Fah knows that many parents in the neighborhood are very hardworking, and they want to share that with their children.

“It’s the work ethic they want their kids to learn,” he said.

Fah may be retiring, but he will still be involved with the company; he will be organizing the Rosauers Open, a charitable golf tournament that benefits the Vanessa Behan Crisis Nursery.

Rosauers will set up an office for him at the main business office. He said he’s glad he’ll be able to keep in touch with the people and the company he has known for so long.

John Tschirgi, an employee of Rosauers for 31 years, will replace Fah as the store manager.

Fah is looking forward to spending time fishing, hunting, golfing and working in the woodshop in his basement.

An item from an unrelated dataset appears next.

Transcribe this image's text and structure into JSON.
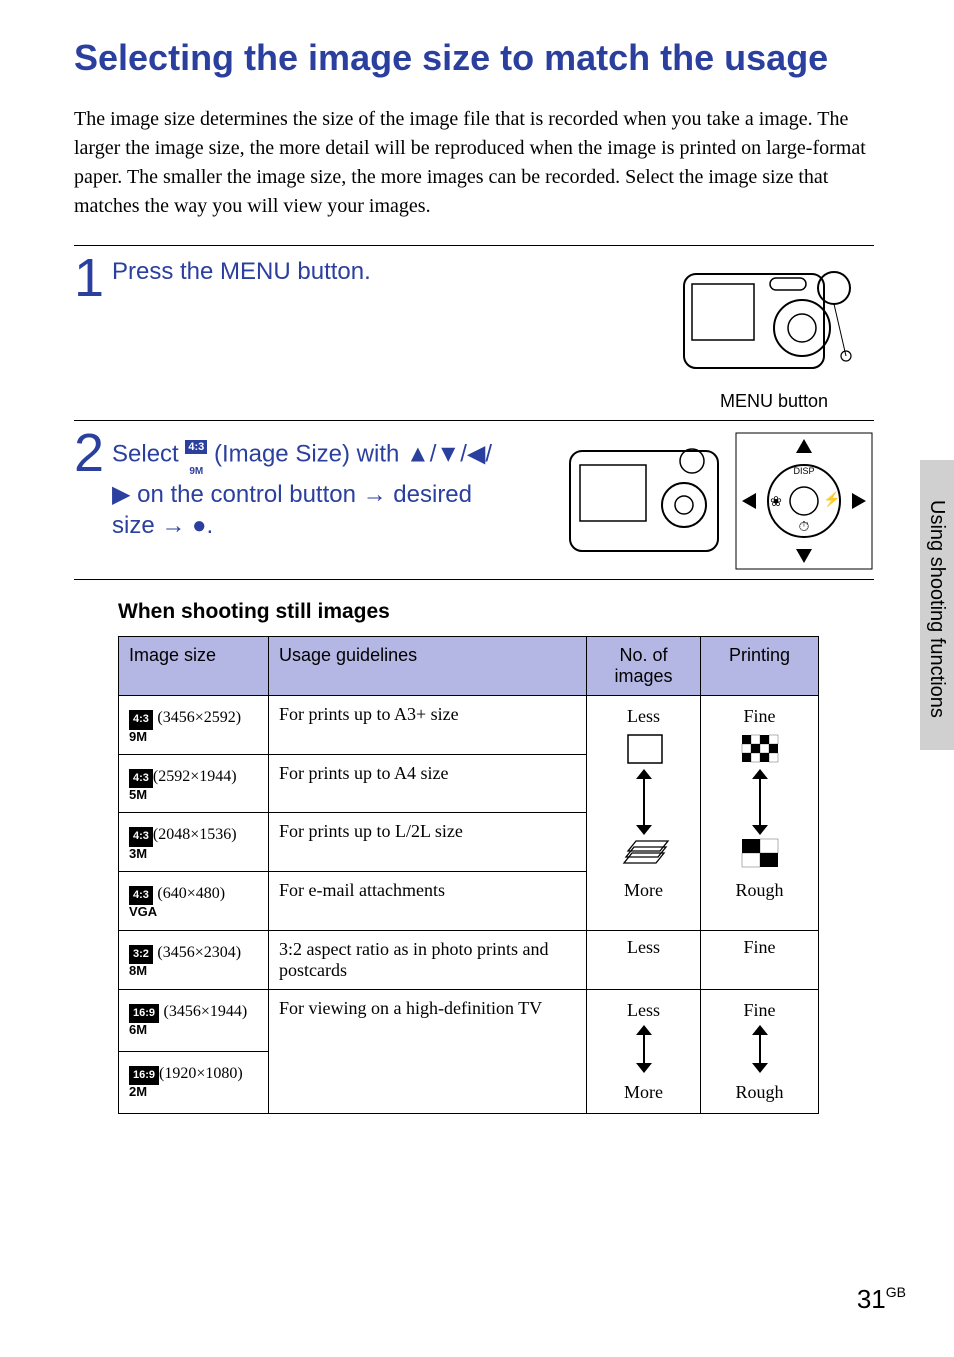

His wife, Nora, is a nurse at Deaconess Medical Center, and Fah said she plans to retire in about a year and a half.

When he wasn’t working, Fah was a Scoutmaster for 16 years. He has a son, a stepson, a stepdaughter and grandchildren.

Now that his days as a store manager are numbered, he reflects on the people he has known in the business. “Mr. Rosauer was a terrific guy,” Fah said, recalling that the company founder used to shop in his store.

“He was a great guy to work for,” he said.

But old bosses aren’t the only ones Fah remembers.

“The customers make this store,” he said.